Der Gassenhauer ist das bekannteste und beliebteste Stück aus dem Orff-Schulwerk, das in weiten Teilen ein Gemeinschaftswerk von Carl Orff und Gunild Keetman ist. Zugrunde liegt eine kurze, eingängige Lautenkomposition des Renaissance-Komponisten und Lautenisten Hans Neusiedler, nicht viel mehr als eine rhythmisch bewegte D-Dur-Kadenz im Dreiviertel-Takt.
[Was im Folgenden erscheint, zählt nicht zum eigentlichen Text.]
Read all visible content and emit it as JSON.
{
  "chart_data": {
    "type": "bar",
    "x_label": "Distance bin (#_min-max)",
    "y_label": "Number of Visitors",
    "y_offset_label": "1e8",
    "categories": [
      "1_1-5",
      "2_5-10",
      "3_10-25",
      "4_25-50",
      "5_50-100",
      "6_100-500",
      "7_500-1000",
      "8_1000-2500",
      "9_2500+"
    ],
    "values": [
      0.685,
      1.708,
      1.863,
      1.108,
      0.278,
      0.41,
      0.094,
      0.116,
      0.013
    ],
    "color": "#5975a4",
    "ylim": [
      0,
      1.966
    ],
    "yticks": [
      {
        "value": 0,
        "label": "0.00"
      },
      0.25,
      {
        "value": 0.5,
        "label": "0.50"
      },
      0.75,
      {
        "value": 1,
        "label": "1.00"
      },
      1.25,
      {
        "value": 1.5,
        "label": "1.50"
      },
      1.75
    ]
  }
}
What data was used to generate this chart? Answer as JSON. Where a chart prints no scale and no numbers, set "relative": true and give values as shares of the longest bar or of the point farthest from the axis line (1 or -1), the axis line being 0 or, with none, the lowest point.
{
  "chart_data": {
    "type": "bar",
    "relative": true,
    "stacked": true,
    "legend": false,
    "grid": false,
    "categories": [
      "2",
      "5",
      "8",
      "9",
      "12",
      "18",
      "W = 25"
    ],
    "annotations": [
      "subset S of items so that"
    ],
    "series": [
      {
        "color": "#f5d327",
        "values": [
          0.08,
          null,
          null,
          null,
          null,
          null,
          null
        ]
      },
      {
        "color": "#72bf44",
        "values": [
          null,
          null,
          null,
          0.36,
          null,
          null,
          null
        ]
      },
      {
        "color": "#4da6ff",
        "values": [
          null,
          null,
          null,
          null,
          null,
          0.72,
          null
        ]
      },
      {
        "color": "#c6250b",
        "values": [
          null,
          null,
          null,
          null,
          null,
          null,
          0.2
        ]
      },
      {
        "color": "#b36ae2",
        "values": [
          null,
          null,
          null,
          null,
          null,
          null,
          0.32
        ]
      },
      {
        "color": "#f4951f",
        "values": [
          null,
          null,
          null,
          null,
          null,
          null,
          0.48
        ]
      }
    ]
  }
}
Orff und Keetman transponieren das Stück nach C-Dur und entwickeln daraus eine Variationenreihe für ihr typisches Instrumentarium Xylofon, Kastagnetten, Pauken und Schellen. Das harmonisch-melodische Schema Neusiedlers bleibt durchgehend erhalten, und zu den Dreiklangs­tönen gesellen sich erst in den letzten beiden der insgesamt sieben Variationen einige wenige Durchgangsnoten. Ihre Spannung beziehen die Variationen aus einer mitreißenden dynamischen und klanglichen Steigerung. Von der Mittellage ausgehend kommen immer mehr Oktavlagen ins Spiel, die Akkorde werden vollgriffiger und es treten immer neue Instrumente hinzu. Große Popularität erlangte das Stück, als es zunächst 1973 im Soundtrack des Films Badlands von Terrence Malick Verwendung fand, 20 Jahre später auch in True Romance von Quentin Tarantino.
Die hier vorgestellten Arrangements für Klavier solo und Klavier vierhändig von Robert Schäfer halten sich eng an die Vorlage von Orff/Keetman. Es gelingt dem Arrangeur sehr gut, den rhythmischen und dynamischen Schwung des Stücks auf das Klavier zu übertragen. Zwar erreicht die Bearbeitung nicht die Farbigkeit und räumliche Tiefe der Vorlage, da diese sich im Wesent­lichen der Instrumentierung verdankt. Dennoch macht es großen Spaß, das Stück am Klavier zu spielen.
Die Notentexte beider Versionen sind nahezu identisch, dadurch ist die vierhändige Fassung wesentlich leichter zu spielen als die Soloversion. Zu zweit bleibt auch das bei Orff so wichtige Erlebnis des Ensemblespiels erhalten. Die Freude an der klanglichen Expansion und das körperliche Erlebnis, allmählich die ganze Klaviatur in den Griff zu bekommen, wie sie sich beim Spielen der Solofassung einstellen, sind andererseits auch nicht zu verachten. Aufgrund ihrer einfachen, durchschaubaren Faktur eignen sich beide Fassungen gut zur Erfindung eigener Variationen.
Erfreulicherweise wurden in der vierhändigen Fassung Primo- und Secondo-Part als Partitur untereinander notiert. Das Notenbild ist, wie immer bei Schott, klar und übersichtlich. Nur schade, dass die interessante Vorgeschichte des Werks mit keinem Wort erwähnt wird.